The Required Amount at the Prescribed Rate (Handcrafted From the Finest Corinthian Leather)
8/5/2009 Live from Sea Isle City
Some things you don't see every day: 1) two dudes running at a decent clip down the beach, each dude juggling three balls as he runs-- and occasionally, every three steps or so, one dude flips a ball to the other and the other dude does the same, so there is a mid-air juggling exchange, and this occurs without any break in their collective strides, which is quite impressive . . . but I'm not sure if this was flamboyantly gay behavior (not that there's anything wrong with that) or just a couple of circus clowns trying to keep fit 2) a sweaty mesomorphic and hirsute Italian man (yours truly) decides that he wants to swim after his run on the beach, to get near some dolphins, and he decides the beach is deserted enough that he can strip off his shorts and swim in his spandex . . . this was definitely flamboyant behavior 3) the same sweaty hairy man (but with his shorts back on, thank God, but shirtless) walks into the wrong condo unit because he's tired and thought he climbed three flights of stairs when it was only two, sees someone much younger than his wife on the couch, says "Sorry" and quickly retreats.

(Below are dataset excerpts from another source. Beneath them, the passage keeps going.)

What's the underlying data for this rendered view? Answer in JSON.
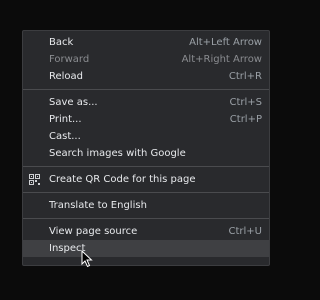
{
  "menu": {
    "items": [
      {
        "label": "Back",
        "shortcut": "Alt+Left Arrow"
      },
      {
        "label": "Forward",
        "shortcut": "Alt+Right Arrow"
      },
      {
        "label": "Reload",
        "shortcut": "Ctrl+R"
      },
      {
        "label": "Save as...",
        "shortcut": "Ctrl+S"
      },
      {
        "label": "Print...",
        "shortcut": "Ctrl+P"
      },
      {
        "label": "Cast..."
      },
      {
        "label": "Search images with Google"
      },
      {
        "label": "Create QR Code for this page",
        "icon": "qr-code-icon"
      },
      {
        "label": "Translate to English"
      },
      {
        "label": "View page source",
        "shortcut": "Ctrl+U"
      },
      {
        "label": "Inspect"
      }
    ],
    "disabled_item": "Forward",
    "selected_item": "Inspect"
  },
  "colors": {
    "background": "#0b0b0b",
    "menu_bg": "#292a2d",
    "text": "#e8eaed",
    "shortcut_text": "#9aa0a6",
    "disabled_text": "#8a8c90",
    "selected_bg": "#3f4043",
    "separator": "#4a4b4e"
  }
}
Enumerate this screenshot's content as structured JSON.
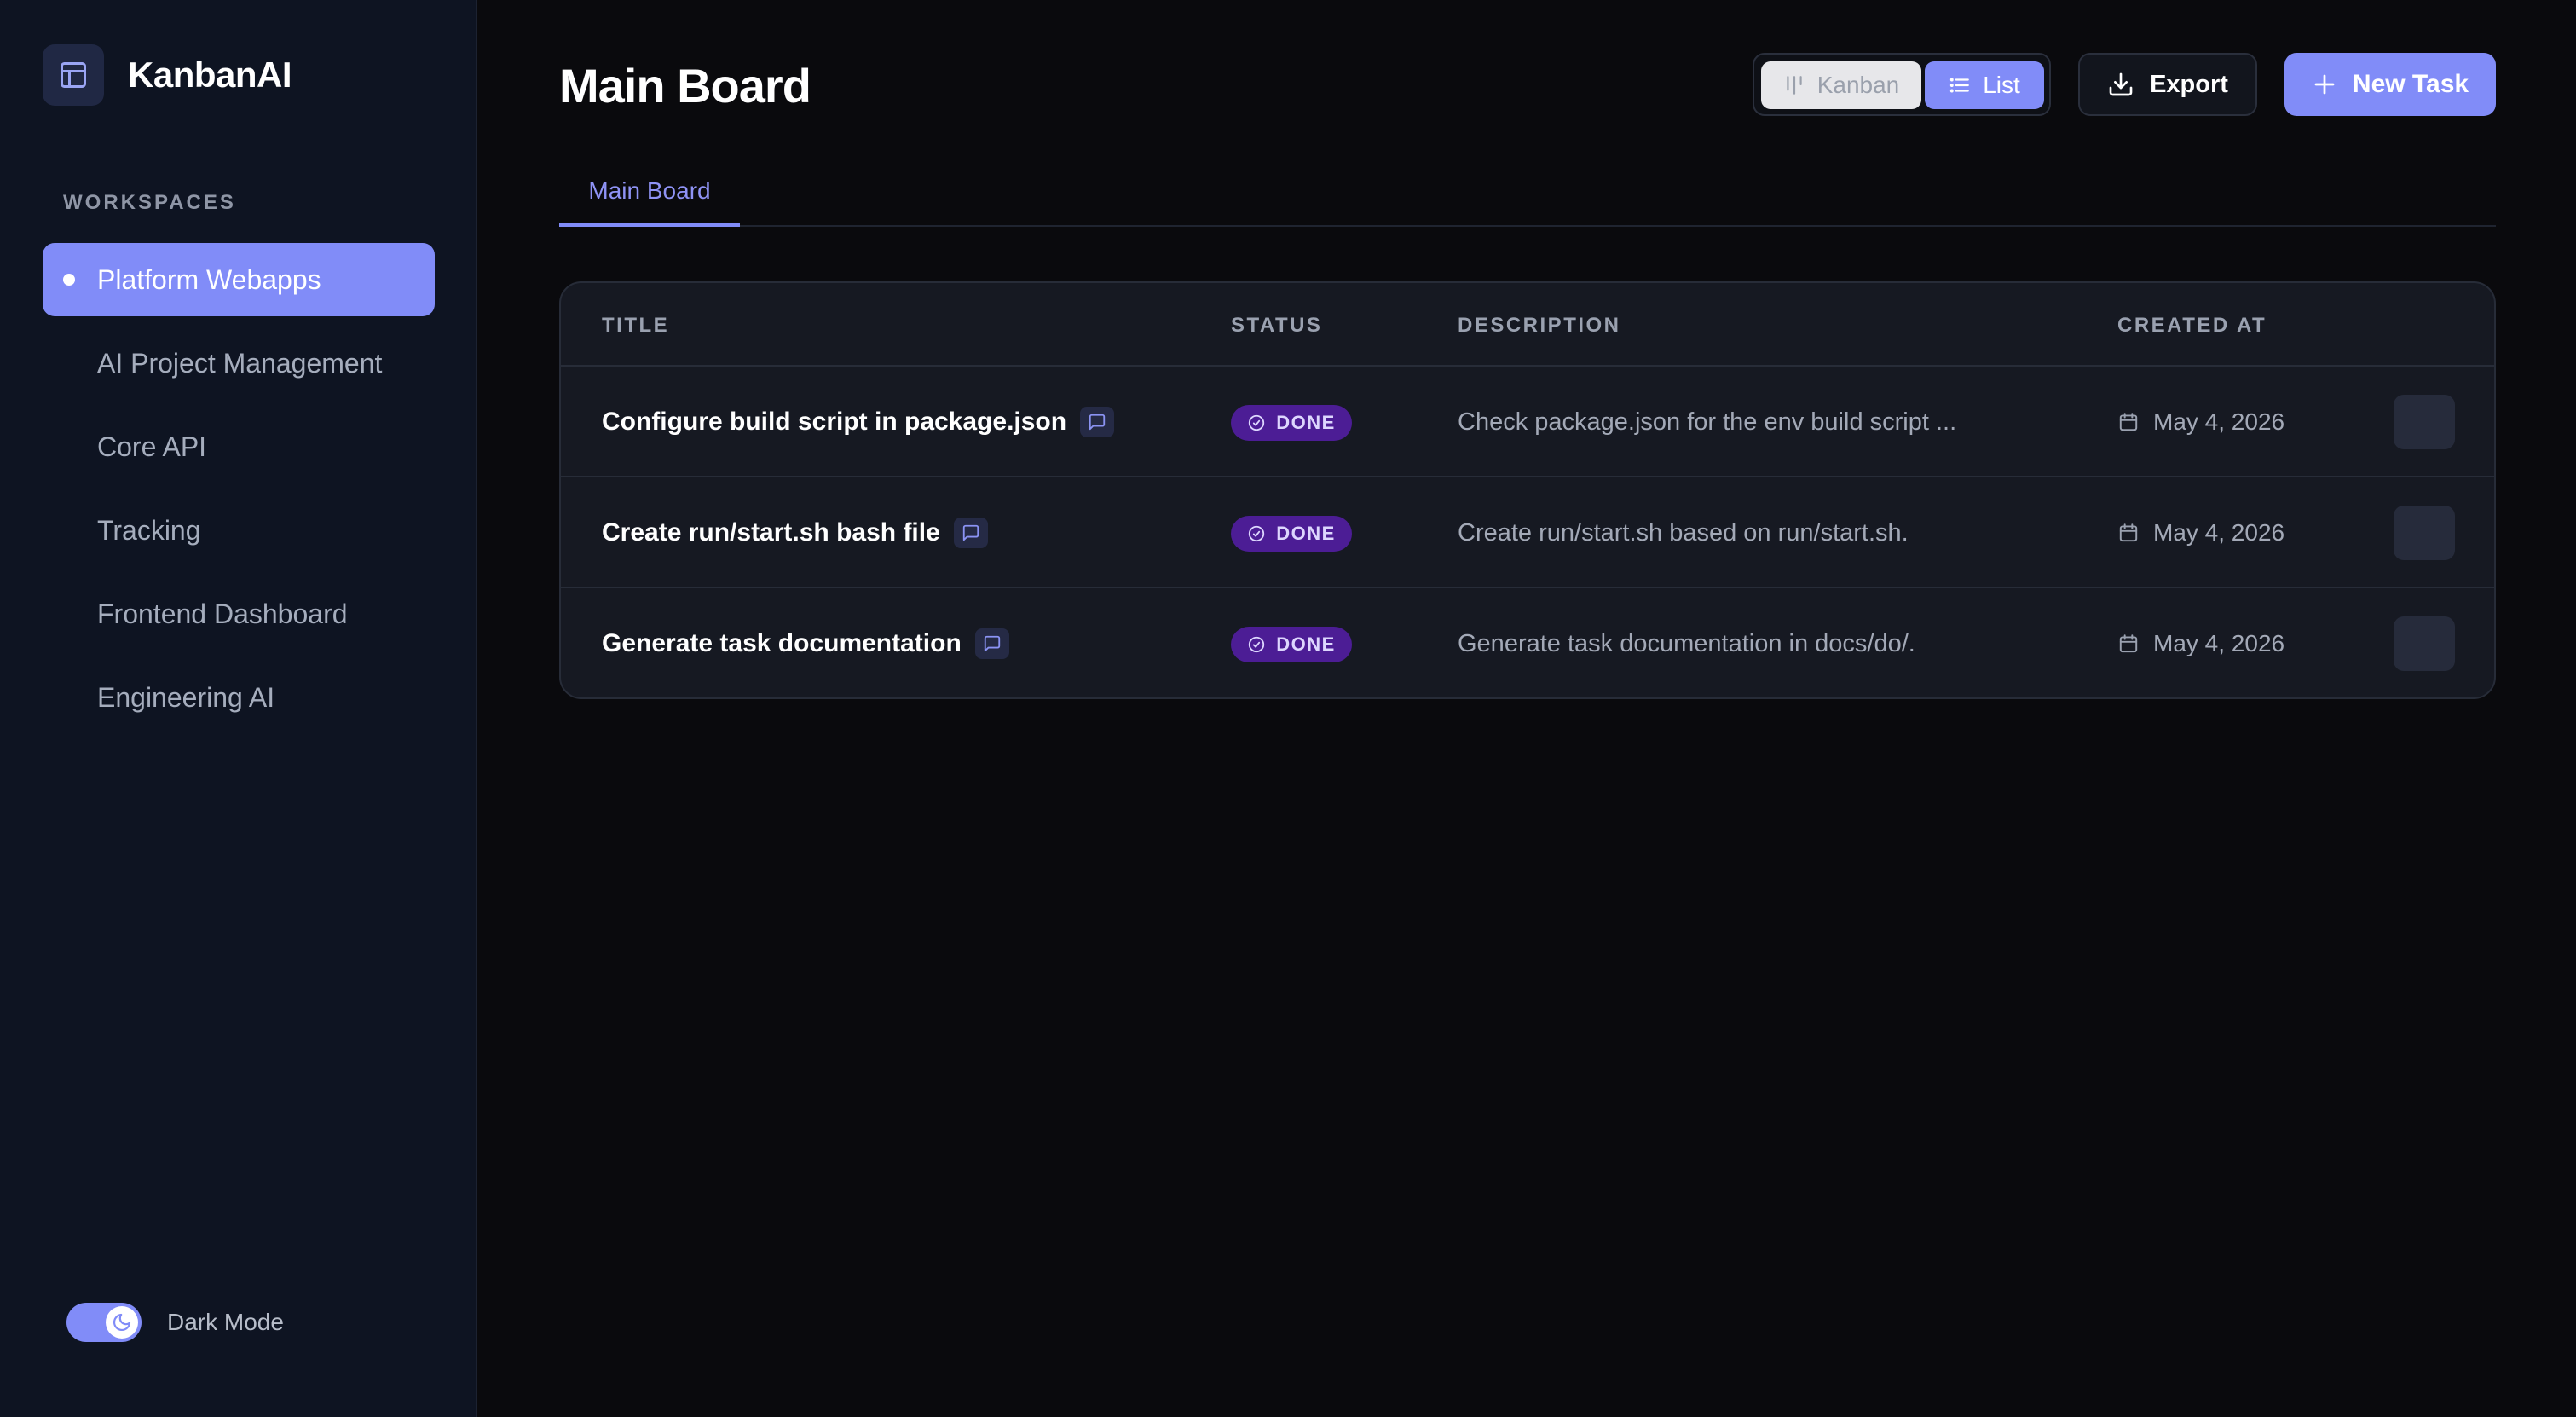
{
  "app": {
    "name": "KanbanAI"
  },
  "sidebar": {
    "heading": "WORKSPACES",
    "items": [
      {
        "label": "Platform Webapps",
        "active": true
      },
      {
        "label": "AI Project Management"
      },
      {
        "label": "Core API"
      },
      {
        "label": "Tracking"
      },
      {
        "label": "Frontend Dashboard"
      },
      {
        "label": "Engineering AI"
      }
    ],
    "dark_mode_label": "Dark Mode",
    "dark_mode_on": true
  },
  "header": {
    "title": "Main Board",
    "view_switch": {
      "kanban": "Kanban",
      "list": "List",
      "selected": "List"
    },
    "export_label": "Export",
    "new_task_label": "New Task"
  },
  "tabs": [
    {
      "label": "Main Board",
      "active": true
    }
  ],
  "table": {
    "columns": {
      "title": "TITLE",
      "status": "STATUS",
      "description": "DESCRIPTION",
      "created_at": "CREATED AT"
    },
    "rows": [
      {
        "title": "Configure build script in package.json",
        "status": "DONE",
        "description": "Check package.json for the env build script ...",
        "created_at": "May 4, 2026"
      },
      {
        "title": "Create run/start.sh bash file",
        "status": "DONE",
        "description": "Create run/start.sh based on run/start.sh.",
        "created_at": "May 4, 2026"
      },
      {
        "title": "Generate task documentation",
        "status": "DONE",
        "description": "Generate task documentation in docs/do/.",
        "created_at": "May 4, 2026"
      }
    ]
  },
  "colors": {
    "accent": "#818cf8",
    "background": "#0a0a0d",
    "sidebar": "#0e1422",
    "status_done_bg": "#4c1d95"
  },
  "icons": {
    "brand": "layout-icon",
    "kanban": "kanban-icon",
    "list": "list-icon",
    "export": "download-icon",
    "new_task": "plus-icon",
    "comment": "comment-icon",
    "status_done": "check-circle-icon",
    "created_at": "calendar-icon",
    "dark_mode": "moon-icon"
  }
}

When I was ten or so, I did the same thing in Canada, but there was no one in the condo and I left all my fishing gear in the corner, and it was very surreal later when I couldn't find it until my mother, who knows me better than I do, figured out that I had done something stupid like going into the wrong condo.
ReplyDeletethat's awesome-- because you went in and then left and STILL didn't realize.